Mrs. Gower flushed, paled a little, and reddened again. She glared—no other word describes her expression—at her husband for an instant. Then she took refuge behind her dignity.
“There is a downright streak of vulgarity in you, Horace,” she said, “which I am sorry to see crop out in my children.”
“Thank you, mamma,” Betty remarked evenly.
Mrs. Gower whirled on Norman.
“I wash my hands of you completely,” she said imperiously. “I am ashamed of you.”
“I’d rather you’d be ashamed of me,” Norman retorted, “than that I should be ashamed of myself.”
“And you, sir,”—he faced his father, speaking in a tone of formal respect which did not conceal a palpable undercurrent of defiance—“you also, I suppose, wash your hands of me?”
Gower looked at him for a second. His face was a mask, devoid of expression.
“You’re a man grown,” he said. “Your mother has expressed herself as she might be expected to. I say nothing.”
Norman walked to the door.
“I don’t care a deuce of a lot what you say or what you don’t say, nor even what you think,” he flung at them angrily, with his hand on the knob. “I have my own row to hoe. I’m going to hoe it my own style. And that’s all there is to it. If you can’t even wish me luck, why, you can go to the devil!”
“Norman!” His mother lifted her voice in protesting horror. Gower himself only smiled, a bit cynically. And Betty looked at the door which closed upon her brother with a wistful sort of astonishment.
Gower first found occasion for speech.
“While we are on the subject of intimate family affairs, Bessie,” he addressed his wife casually, “I may as well say that I shall have to call on you for some funds—about thirty thousand dollars. Forty thousand would be better.”
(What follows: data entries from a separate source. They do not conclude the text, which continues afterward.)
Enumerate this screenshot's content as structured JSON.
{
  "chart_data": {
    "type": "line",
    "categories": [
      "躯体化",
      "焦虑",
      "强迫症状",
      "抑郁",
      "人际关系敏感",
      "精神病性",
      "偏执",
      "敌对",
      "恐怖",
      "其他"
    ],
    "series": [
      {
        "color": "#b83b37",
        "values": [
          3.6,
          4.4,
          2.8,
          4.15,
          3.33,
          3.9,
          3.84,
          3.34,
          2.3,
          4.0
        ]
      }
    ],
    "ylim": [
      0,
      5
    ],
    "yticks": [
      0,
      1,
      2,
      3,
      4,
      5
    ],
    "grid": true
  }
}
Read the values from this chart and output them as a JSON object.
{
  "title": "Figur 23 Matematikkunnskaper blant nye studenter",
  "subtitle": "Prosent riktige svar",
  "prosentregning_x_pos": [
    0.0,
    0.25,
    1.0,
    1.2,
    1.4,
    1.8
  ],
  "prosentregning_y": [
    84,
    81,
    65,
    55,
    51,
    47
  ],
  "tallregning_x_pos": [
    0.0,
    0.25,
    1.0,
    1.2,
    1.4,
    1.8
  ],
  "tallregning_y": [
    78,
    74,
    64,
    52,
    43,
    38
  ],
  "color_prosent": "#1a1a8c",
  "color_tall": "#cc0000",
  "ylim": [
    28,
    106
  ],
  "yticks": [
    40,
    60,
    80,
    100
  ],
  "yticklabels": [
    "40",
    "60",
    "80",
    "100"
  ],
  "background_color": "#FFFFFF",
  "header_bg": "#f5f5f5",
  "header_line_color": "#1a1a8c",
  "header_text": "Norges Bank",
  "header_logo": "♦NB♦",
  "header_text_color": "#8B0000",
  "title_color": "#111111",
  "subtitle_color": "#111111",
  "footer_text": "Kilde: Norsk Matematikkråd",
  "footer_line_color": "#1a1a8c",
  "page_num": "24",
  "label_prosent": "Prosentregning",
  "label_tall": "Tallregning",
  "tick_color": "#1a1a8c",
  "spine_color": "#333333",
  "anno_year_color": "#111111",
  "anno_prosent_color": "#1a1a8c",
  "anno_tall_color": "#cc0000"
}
Mrs. Gower stiffened to attention. She regarded her husband with an air of complete disapproval, slightly tinctured with surprise.
“Oh,” she said, “really?”
“I shall need that much properly to undertake this season’s operations,” he stated calmly, almost indifferently.
“Really?” she repeated. “Are you in difficulties again?”
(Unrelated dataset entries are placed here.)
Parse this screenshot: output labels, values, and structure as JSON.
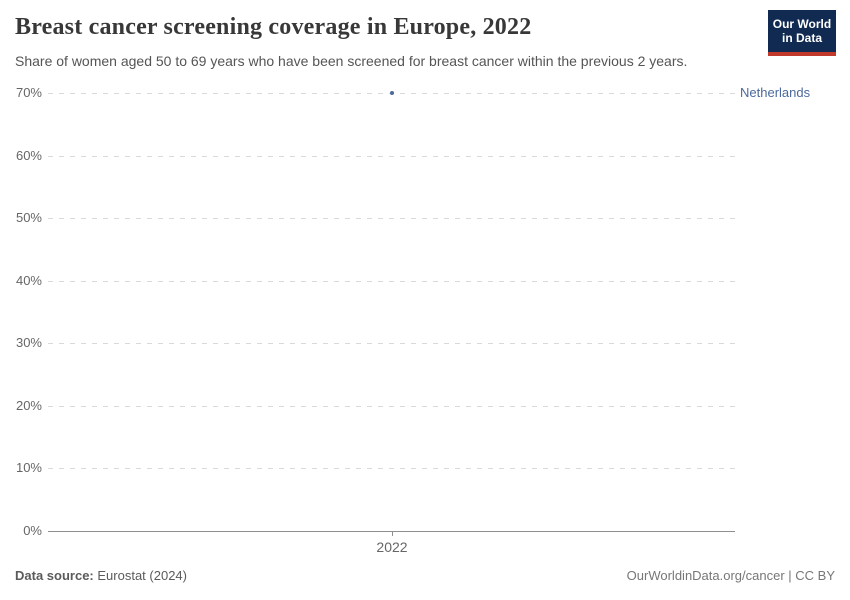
{
  "header": {
    "title": "Breast cancer screening coverage in Europe, 2022",
    "subtitle": "Share of women aged 50 to 69 years who have been screened for breast cancer within the previous 2 years.",
    "logo": {
      "line1": "Our World",
      "line2": "in Data",
      "bg_color": "#102a52",
      "bar_color": "#c0392b"
    }
  },
  "chart_data": {
    "type": "scatter",
    "title": "Breast cancer screening coverage in Europe, 2022",
    "x": [
      2022
    ],
    "series": [
      {
        "name": "Netherlands",
        "values": [
          70
        ],
        "color": "#4c6a9c"
      }
    ],
    "xlabel": "",
    "ylabel": "",
    "ylim": [
      0,
      70
    ],
    "yticks": [
      {
        "value": 70,
        "label": "70%"
      },
      {
        "value": 60,
        "label": "60%"
      },
      {
        "value": 50,
        "label": "50%"
      },
      {
        "value": 40,
        "label": "40%"
      },
      {
        "value": 30,
        "label": "30%"
      },
      {
        "value": 20,
        "label": "20%"
      },
      {
        "value": 10,
        "label": "10%"
      },
      {
        "value": 0,
        "label": "0%"
      }
    ],
    "xticks": [
      {
        "value": 2022,
        "label": "2022"
      }
    ],
    "grid": "horizontal dashed, baseline solid",
    "legend": "entity label at right of plot"
  },
  "footer": {
    "source_label": "Data source:",
    "source_value": "Eurostat (2024)",
    "credit": "OurWorldinData.org/cancer | CC BY"
  },
  "colors": {
    "title": "#383838",
    "subtitle": "#555555",
    "tick_label": "#666666",
    "gridline": "#d9d9d9",
    "axis": "#8f8f8f",
    "entity": "#4c6a9c"
  }
}
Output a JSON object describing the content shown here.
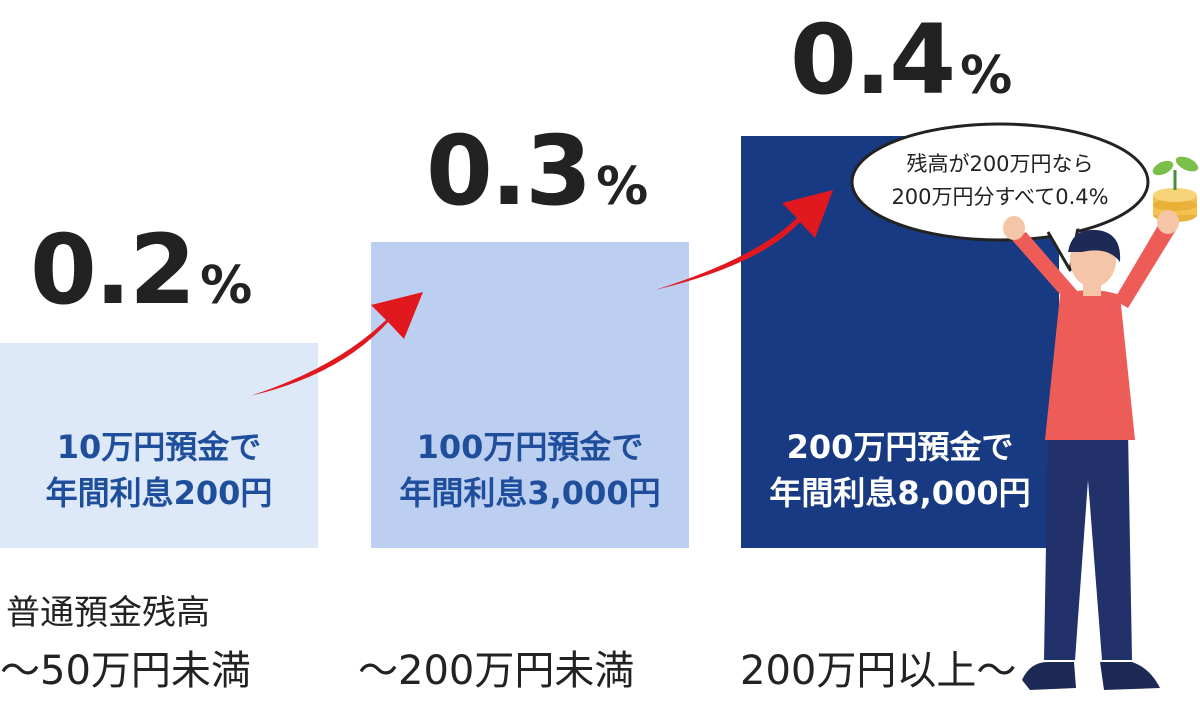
{
  "colors": {
    "tier1_fill": "#dde9f8",
    "tier2_fill": "#bccff0",
    "tier3_fill": "#173a83",
    "tier1_text": "#1f4f9c",
    "tier2_text": "#1f4f9c",
    "tier3_text": "#ffffff",
    "arrow": "#e2181f",
    "shirt": "#ee5c57",
    "pants": "#22316a"
  },
  "tiers": [
    {
      "rate": "0.2",
      "unit": "%",
      "desc_line1": "10万円預金で",
      "desc_line2": "年間利息200円",
      "range": "〜50万円未満"
    },
    {
      "rate": "0.3",
      "unit": "%",
      "desc_line1": "100万円預金で",
      "desc_line2": "年間利息3,000円",
      "range": "〜200万円未満"
    },
    {
      "rate": "0.4",
      "unit": "%",
      "desc_line1": "200万円預金で",
      "desc_line2": "年間利息8,000円",
      "range": "200万円以上〜"
    }
  ],
  "range_heading": "普通預金残高",
  "speech_bubble": {
    "line1": "残高が200万円なら",
    "line2": "200万円分すべて0.4%"
  },
  "icons": [
    "arrow-up-right-icon",
    "person-cheering-icon",
    "coin-stack-icon",
    "sprout-icon"
  ]
}
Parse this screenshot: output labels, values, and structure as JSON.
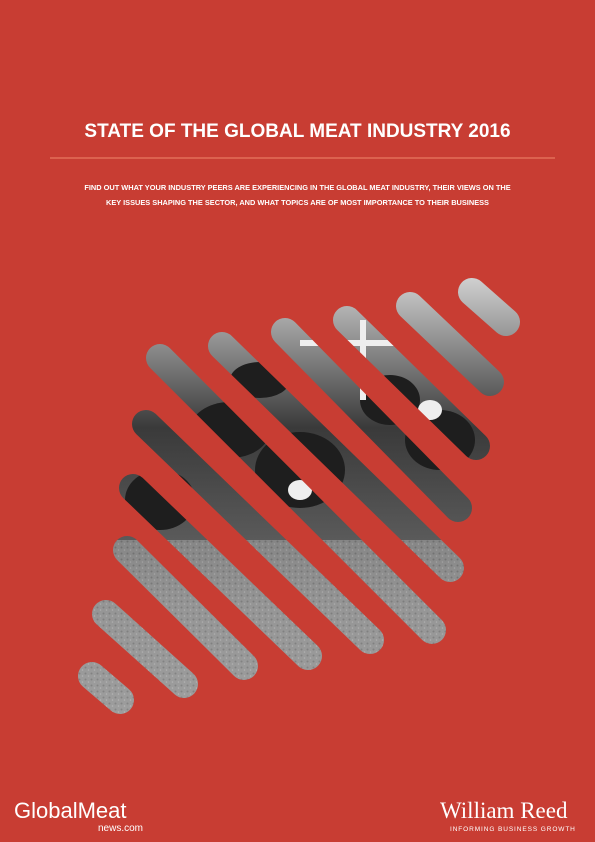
{
  "header": {
    "title": "STATE OF THE GLOBAL MEAT INDUSTRY 2016",
    "subtitle_lines": [
      "FIND OUT WHAT YOUR INDUSTRY PEERS ARE EXPERIENCING IN THE GLOBAL MEAT INDUSTRY, THEIR VIEWS ON THE",
      "KEY ISSUES SHAPING THE SECTOR, AND WHAT TOPICS ARE OF MOST IMPORTANCE TO THEIR BUSINESS"
    ]
  },
  "footer": {
    "left_logo": {
      "name": "GlobalMeat",
      "domain": "news.com"
    },
    "right_logo": {
      "name": "William Reed",
      "tagline": "INFORMING BUSINESS GROWTH"
    }
  }
}
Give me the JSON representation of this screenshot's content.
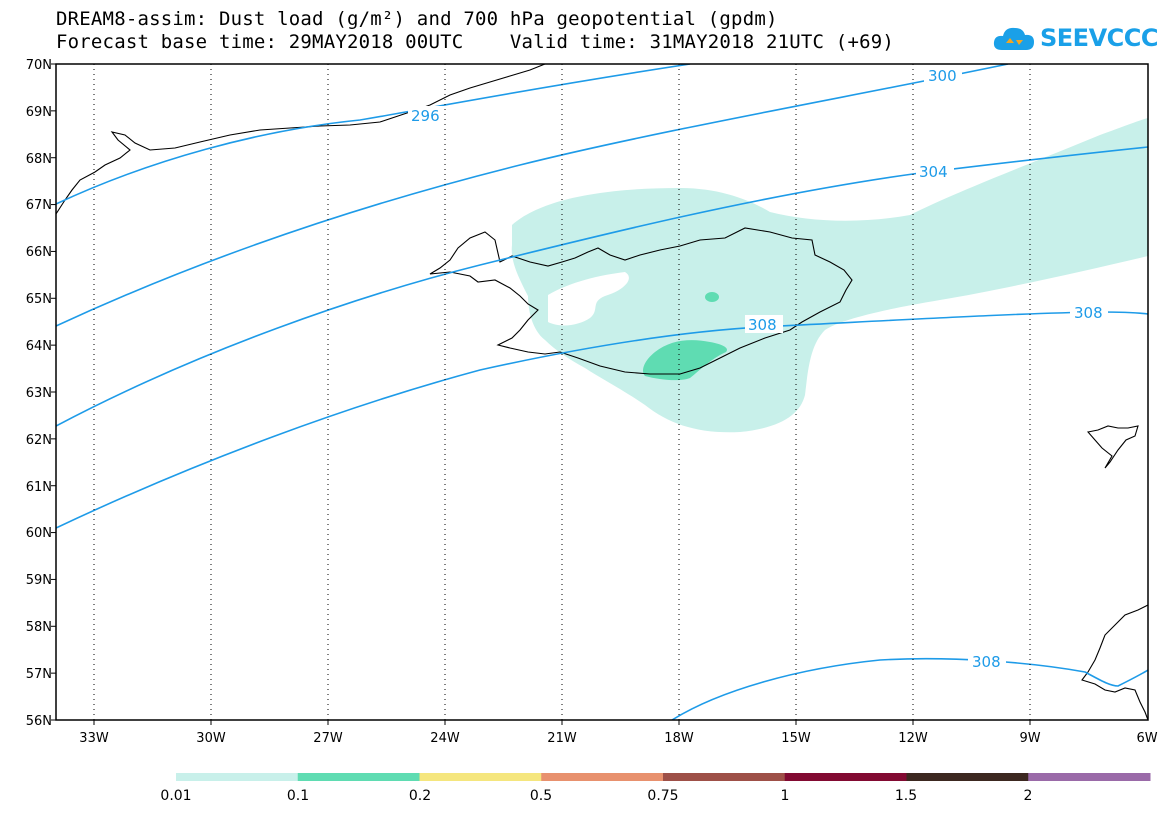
{
  "title_line1": "DREAM8-assim: Dust load (g/m²) and 700 hPa geopotential (gpdm)",
  "title_line2": "Forecast base time: 29MAY2018 00UTC    Valid time: 31MAY2018 21UTC (+69)",
  "logo_text": "SEEVCCC",
  "lat_labels": [
    "70N",
    "69N",
    "68N",
    "67N",
    "66N",
    "65N",
    "64N",
    "63N",
    "62N",
    "61N",
    "60N",
    "59N",
    "58N",
    "57N",
    "56N"
  ],
  "lon_labels": [
    "33W",
    "30W",
    "27W",
    "24W",
    "21W",
    "18W",
    "15W",
    "12W",
    "9W",
    "6W"
  ],
  "contour_labels": [
    "296",
    "300",
    "304",
    "308",
    "308",
    "308"
  ],
  "colorbar": {
    "colors": [
      "#c8f0ea",
      "#5fdcb2",
      "#f5e67e",
      "#e8916e",
      "#9e5048",
      "#820a32",
      "#3c2820",
      "#9a6aa8"
    ],
    "labels": [
      "0.01",
      "0.1",
      "0.2",
      "0.5",
      "0.75",
      "1",
      "1.5",
      "2"
    ]
  },
  "colors": {
    "contour": "#1e9be8",
    "dust_low": "#c8f0ea",
    "dust_mid": "#5fdcb2"
  }
}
“Again?” he echoed. “It is fifteen years since I was in a corner where I needed any of your money.”
“It seems quite recent to me,” Mrs. Gower observed stiffly.
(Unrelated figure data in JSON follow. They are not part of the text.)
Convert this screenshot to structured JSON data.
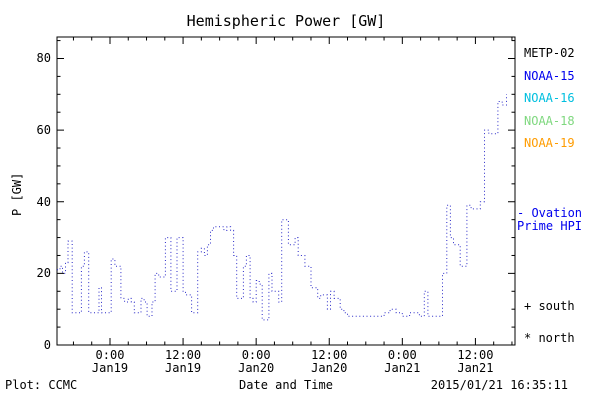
{
  "footer": {
    "left": "Plot: CCMC",
    "right": "2015/01/21 16:35:11"
  },
  "legend": {
    "satellites": [
      {
        "label": "METP-02",
        "color": "#000000"
      },
      {
        "label": "NOAA-15",
        "color": "#0000ee"
      },
      {
        "label": "NOAA-16",
        "color": "#00bfdf"
      },
      {
        "label": "NOAA-18",
        "color": "#7fd87f"
      },
      {
        "label": "NOAA-19",
        "color": "#ff9c00"
      }
    ],
    "series_note": {
      "line1": "- Ovation",
      "line2": "Prime HPI",
      "color": "#0000ee"
    },
    "markers": [
      {
        "label": "+ south",
        "color": "#000000"
      },
      {
        "label": "* north",
        "color": "#000000"
      }
    ]
  },
  "chart_data": {
    "type": "line",
    "line_style": "dotted-step",
    "line_color": "#2929c8",
    "title": "Hemispheric Power [GW]",
    "xlabel": "Date and Time",
    "ylabel": "P [GW]",
    "ylim": [
      0,
      86
    ],
    "yticks": [
      0,
      20,
      40,
      60,
      80
    ],
    "y_minor_step": 5,
    "x_minor_step_hours": 3,
    "x_hours_domain": [
      -8.7,
      66.5
    ],
    "xticks": [
      {
        "hours": 0,
        "time": "0:00",
        "date": "Jan19"
      },
      {
        "hours": 12,
        "time": "12:00",
        "date": "Jan19"
      },
      {
        "hours": 24,
        "time": "0:00",
        "date": "Jan20"
      },
      {
        "hours": 36,
        "time": "12:00",
        "date": "Jan20"
      },
      {
        "hours": 48,
        "time": "0:00",
        "date": "Jan21"
      },
      {
        "hours": 60,
        "time": "12:00",
        "date": "Jan21"
      }
    ],
    "series_hours_gw": [
      [
        -8.7,
        21
      ],
      [
        -8.2,
        22
      ],
      [
        -7.8,
        20
      ],
      [
        -7.3,
        23
      ],
      [
        -6.9,
        29
      ],
      [
        -6.5,
        29
      ],
      [
        -6.2,
        9
      ],
      [
        -5.2,
        9
      ],
      [
        -4.7,
        22
      ],
      [
        -4.2,
        26
      ],
      [
        -3.8,
        26
      ],
      [
        -3.5,
        9
      ],
      [
        -2.2,
        9
      ],
      [
        -1.8,
        16
      ],
      [
        -1.4,
        9
      ],
      [
        -0.4,
        9
      ],
      [
        0.2,
        24
      ],
      [
        0.8,
        22
      ],
      [
        1.3,
        22
      ],
      [
        1.8,
        13
      ],
      [
        2.4,
        12
      ],
      [
        3.0,
        13
      ],
      [
        3.5,
        12
      ],
      [
        4.0,
        9
      ],
      [
        4.6,
        9
      ],
      [
        5.1,
        13
      ],
      [
        5.6,
        12
      ],
      [
        6.1,
        8
      ],
      [
        6.9,
        12
      ],
      [
        7.4,
        20
      ],
      [
        8.0,
        19
      ],
      [
        8.6,
        19
      ],
      [
        9.1,
        30
      ],
      [
        9.6,
        30
      ],
      [
        10.0,
        15
      ],
      [
        10.6,
        15
      ],
      [
        11.0,
        30
      ],
      [
        11.5,
        30
      ],
      [
        12.0,
        15
      ],
      [
        12.4,
        14
      ],
      [
        13.0,
        14
      ],
      [
        13.4,
        9
      ],
      [
        14.0,
        9
      ],
      [
        14.4,
        26
      ],
      [
        15.0,
        27
      ],
      [
        15.5,
        25
      ],
      [
        16.0,
        28
      ],
      [
        16.5,
        32
      ],
      [
        17.0,
        33
      ],
      [
        17.6,
        33
      ],
      [
        18.2,
        33
      ],
      [
        18.7,
        32
      ],
      [
        19.2,
        33
      ],
      [
        19.8,
        32
      ],
      [
        20.3,
        25
      ],
      [
        20.8,
        13
      ],
      [
        21.4,
        13
      ],
      [
        21.9,
        22
      ],
      [
        22.4,
        25
      ],
      [
        23.0,
        13
      ],
      [
        23.5,
        12
      ],
      [
        24.0,
        18
      ],
      [
        24.5,
        17
      ],
      [
        25.0,
        7
      ],
      [
        25.6,
        7
      ],
      [
        26.1,
        20
      ],
      [
        26.6,
        15
      ],
      [
        27.2,
        15
      ],
      [
        27.7,
        12
      ],
      [
        28.2,
        35
      ],
      [
        28.8,
        35
      ],
      [
        29.3,
        28
      ],
      [
        29.8,
        28
      ],
      [
        30.4,
        30
      ],
      [
        30.9,
        25
      ],
      [
        31.4,
        25
      ],
      [
        32.0,
        22
      ],
      [
        32.5,
        22
      ],
      [
        33.0,
        16
      ],
      [
        33.6,
        16
      ],
      [
        34.1,
        13
      ],
      [
        34.6,
        14
      ],
      [
        35.2,
        14
      ],
      [
        35.7,
        10
      ],
      [
        36.2,
        15
      ],
      [
        36.8,
        13
      ],
      [
        37.3,
        13
      ],
      [
        37.8,
        10
      ],
      [
        38.4,
        9
      ],
      [
        39.0,
        8
      ],
      [
        40,
        8
      ],
      [
        41,
        8
      ],
      [
        42,
        8
      ],
      [
        43,
        8
      ],
      [
        44,
        8
      ],
      [
        45,
        9
      ],
      [
        46,
        10
      ],
      [
        47,
        9
      ],
      [
        48,
        8
      ],
      [
        48.6,
        8
      ],
      [
        49.2,
        9
      ],
      [
        50,
        9
      ],
      [
        50.8,
        8
      ],
      [
        51.6,
        15
      ],
      [
        52.2,
        8
      ],
      [
        53,
        8
      ],
      [
        53.8,
        8
      ],
      [
        54.6,
        20
      ],
      [
        55.3,
        39
      ],
      [
        55.9,
        30
      ],
      [
        56.4,
        28
      ],
      [
        57.0,
        28
      ],
      [
        57.5,
        22
      ],
      [
        58.0,
        22
      ],
      [
        58.6,
        39
      ],
      [
        59.3,
        38
      ],
      [
        60.0,
        38
      ],
      [
        60.8,
        40
      ],
      [
        61.5,
        60
      ],
      [
        62.2,
        59
      ],
      [
        63.0,
        59
      ],
      [
        63.7,
        68
      ],
      [
        64.4,
        67
      ],
      [
        65.1,
        70
      ]
    ]
  }
}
“Am I to understand from that that you don’t care to advance me whatever sum I require?” he asked gently.
“I don’t see why I should,” Mrs. Gower replied after a second’s reflection, “even if I were quite able to do so. This place costs something to keep up. I can’t very well manage on less than two thousand a month. And Betty and I must be clothed. You haven’t contributed much recently, Horace.”
“No? I had the impression that I had been contributing pretty freely for thirty years,” Gower returned dryly. “I paid the bills up to December. Last season wasn’t a particularly good one—for me.”